With the proposed cut in imports and the quantum of imported edible oils being sup­plied to the vanaspati industry, the prices of edi­ble oils in the open market are likely to firm up. If the benefit of higher prices accrues to the farmers, it would act as a shot in the arms to the sagging oilseed economy in the country.

In its efforts to keep the vanaspati prices at competitive levels, the industry will be on the look-out for securing its raw material requirements from cheaper sources.

Pursuit of such an endeavour should boost the development of minor oilseeds of tree origin. Since a vulnerable section of society is engaged in collecting these oilseeds, the state gov­ernments can help the industry in tapping this rich but neglected source of oil.

If the potential of oil from seeds of tree origin is fully exploited, it will not only provide a supplementary source of raw ma­terial to the vanaspati industry but also reduce the country’s dependence on imports. In the context of the government’s decision to reduce imports and the anticipated shortfall in oilseeds production, the need to augment the production of oil from seeds to tree origin cannot be over-emphasised.

A section of the trade has expressed concern that the revised policy will boost the open market prices of edible oils and thereby fuel inflation. True, some increase in the prices of edible oils will be inevitable because of the tightening of supply.

But if the price increase persists and reaches alarming heights, the government may not hesi­tate to arrange more imports of edible oils to control runaway prices. However, modest increase in prices will ultimately put the oilseeds economy on a sound footing and help achieve a breakthrough in the production of oilseeds.

It is worth recognising that the impact of the policy of decontrol will not be even among different vanaspati units and among regions. The general feeling is that the benefit of the policy will be reaped mainly by big units to secure about 70 per cent of their edible oil requirements in the open market.

Similarly, the vanaspati units in the east­ern region will have to procure bulk of their indige­nous oil requirements from outside the region in­volving additional cost in manufacturing vanaspati.

According to one estimate, additional cost of transportation and sales taxes etc. would add up to Rs. 480 per ton of vanaspati.

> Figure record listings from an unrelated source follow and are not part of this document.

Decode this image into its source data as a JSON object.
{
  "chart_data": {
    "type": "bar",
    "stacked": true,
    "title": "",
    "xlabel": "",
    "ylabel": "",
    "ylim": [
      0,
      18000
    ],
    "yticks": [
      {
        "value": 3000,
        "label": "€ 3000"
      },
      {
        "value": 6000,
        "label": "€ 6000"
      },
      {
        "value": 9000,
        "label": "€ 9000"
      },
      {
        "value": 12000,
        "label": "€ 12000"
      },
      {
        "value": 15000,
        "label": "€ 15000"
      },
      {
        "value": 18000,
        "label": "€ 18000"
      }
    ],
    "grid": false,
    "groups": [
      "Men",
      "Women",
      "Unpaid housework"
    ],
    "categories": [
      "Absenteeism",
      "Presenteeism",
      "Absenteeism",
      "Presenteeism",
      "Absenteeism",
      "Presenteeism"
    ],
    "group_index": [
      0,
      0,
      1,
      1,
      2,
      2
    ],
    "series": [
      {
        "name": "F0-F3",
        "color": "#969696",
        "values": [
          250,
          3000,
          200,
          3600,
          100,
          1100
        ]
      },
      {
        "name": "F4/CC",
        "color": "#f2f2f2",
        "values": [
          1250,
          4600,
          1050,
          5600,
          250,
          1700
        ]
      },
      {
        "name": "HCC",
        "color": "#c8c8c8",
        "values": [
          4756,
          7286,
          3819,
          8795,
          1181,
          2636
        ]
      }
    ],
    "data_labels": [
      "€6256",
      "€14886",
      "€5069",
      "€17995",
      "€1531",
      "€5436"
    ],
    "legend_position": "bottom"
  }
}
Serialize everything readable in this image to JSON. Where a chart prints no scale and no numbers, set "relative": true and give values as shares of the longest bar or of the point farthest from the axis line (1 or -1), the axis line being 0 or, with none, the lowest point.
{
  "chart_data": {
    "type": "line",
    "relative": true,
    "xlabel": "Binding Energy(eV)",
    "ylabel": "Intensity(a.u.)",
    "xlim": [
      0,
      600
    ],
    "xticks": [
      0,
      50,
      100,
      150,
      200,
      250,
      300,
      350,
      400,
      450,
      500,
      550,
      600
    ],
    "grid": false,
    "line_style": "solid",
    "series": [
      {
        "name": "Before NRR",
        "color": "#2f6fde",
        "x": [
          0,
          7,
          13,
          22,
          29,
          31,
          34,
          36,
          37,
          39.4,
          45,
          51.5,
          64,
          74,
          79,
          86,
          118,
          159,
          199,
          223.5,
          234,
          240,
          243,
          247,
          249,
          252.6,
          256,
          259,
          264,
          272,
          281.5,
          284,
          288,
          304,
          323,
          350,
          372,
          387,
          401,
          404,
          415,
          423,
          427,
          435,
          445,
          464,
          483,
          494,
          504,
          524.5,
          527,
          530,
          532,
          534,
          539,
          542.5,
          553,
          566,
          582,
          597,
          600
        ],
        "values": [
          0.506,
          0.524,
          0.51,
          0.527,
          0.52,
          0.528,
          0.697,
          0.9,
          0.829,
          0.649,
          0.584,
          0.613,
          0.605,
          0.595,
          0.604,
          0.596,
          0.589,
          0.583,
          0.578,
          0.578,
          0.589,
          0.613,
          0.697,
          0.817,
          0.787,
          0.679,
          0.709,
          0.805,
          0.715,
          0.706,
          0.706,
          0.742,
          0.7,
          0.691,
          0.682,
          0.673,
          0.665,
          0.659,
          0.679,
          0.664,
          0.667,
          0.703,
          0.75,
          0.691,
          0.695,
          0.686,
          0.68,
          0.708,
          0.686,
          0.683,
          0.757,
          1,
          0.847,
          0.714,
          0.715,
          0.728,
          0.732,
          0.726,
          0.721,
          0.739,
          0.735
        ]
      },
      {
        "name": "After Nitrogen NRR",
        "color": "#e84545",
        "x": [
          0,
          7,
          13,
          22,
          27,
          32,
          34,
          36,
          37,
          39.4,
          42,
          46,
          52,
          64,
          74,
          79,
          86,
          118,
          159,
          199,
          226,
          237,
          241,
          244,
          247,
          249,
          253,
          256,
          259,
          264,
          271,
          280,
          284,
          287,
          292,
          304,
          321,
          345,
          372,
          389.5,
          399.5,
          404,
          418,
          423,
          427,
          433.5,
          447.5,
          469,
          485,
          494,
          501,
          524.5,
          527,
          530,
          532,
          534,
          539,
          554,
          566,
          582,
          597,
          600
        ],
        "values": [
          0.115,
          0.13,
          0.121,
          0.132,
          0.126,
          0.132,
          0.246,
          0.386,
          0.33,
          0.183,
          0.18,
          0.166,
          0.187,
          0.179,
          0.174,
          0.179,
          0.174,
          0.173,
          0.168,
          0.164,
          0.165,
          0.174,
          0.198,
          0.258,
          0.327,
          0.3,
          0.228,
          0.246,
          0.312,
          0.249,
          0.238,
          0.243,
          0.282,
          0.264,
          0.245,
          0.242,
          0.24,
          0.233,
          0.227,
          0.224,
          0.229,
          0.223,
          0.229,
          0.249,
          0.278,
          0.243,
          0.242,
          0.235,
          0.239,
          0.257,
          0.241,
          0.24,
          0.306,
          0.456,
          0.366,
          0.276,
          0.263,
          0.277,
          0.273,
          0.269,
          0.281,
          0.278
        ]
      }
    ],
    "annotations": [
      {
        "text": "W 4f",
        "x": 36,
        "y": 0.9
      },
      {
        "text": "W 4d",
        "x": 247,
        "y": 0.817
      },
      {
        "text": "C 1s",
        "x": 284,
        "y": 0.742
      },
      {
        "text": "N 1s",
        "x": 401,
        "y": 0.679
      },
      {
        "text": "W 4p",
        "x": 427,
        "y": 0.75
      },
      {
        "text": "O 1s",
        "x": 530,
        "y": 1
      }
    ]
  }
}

This will place the vanaspati units in the region at a disad­vantageous position compared with the units in other states.

The Vanaspati Manufacturers’ Association has urged the Government to remove altogether the ceilings on the use of mustard and rapeseed oils by the vanaspati industry. The production of these oils had shown steady increase in recent years. Moreover the demand for these oils is regional and largely inflexible.

According to industry sources, the growers were not getting remunerative prices for these oils because of poor demand for direct con­sumption. The Association has, therefore, pleaded with the government to allow the vanaspati indus­try to use these oils as raw materials.

While welcoming the government’s decision to remove the informal price control and to reduce the quantum of imported oils, the Association has also pleaded for the abolition of excise duty on va­naspati industry. It may be recalled that the excise duty on vanaspati was raised from 5 percent ad valorem to 10 percent in the union budget for 1985- 86.

At the prevailing price, the excise duty amounts to Rs. 574 per ton or Rs. 24 per tin of 15 kg. Compared to this, refined oil bears a lower duty in­cidence of Rs. 106 per ton or Rs. 1.60 per tin of 15 kg.

The Association has also pleaded with the Government for the removal of curbs on the use of solvent extracted oils which will enable the sol­vent extraction industry to improve its capacity utilisation. Similarly, it has demanded the re­moval of restrictions on the production of vanaspa­ti in pre-packaged consumer packs and production of groundnut refined oil, margarine and shortening.

At present, 30 per cent expeller mustard, rapeseed and toria oil and 10 per cent solvent extracted mus­tard oil is being allowed in the manufacture of va­naspati. The Government should consider raising this share of oil to enable the industry to meet its raw material requirements and produce vanaspati at a reasonable price.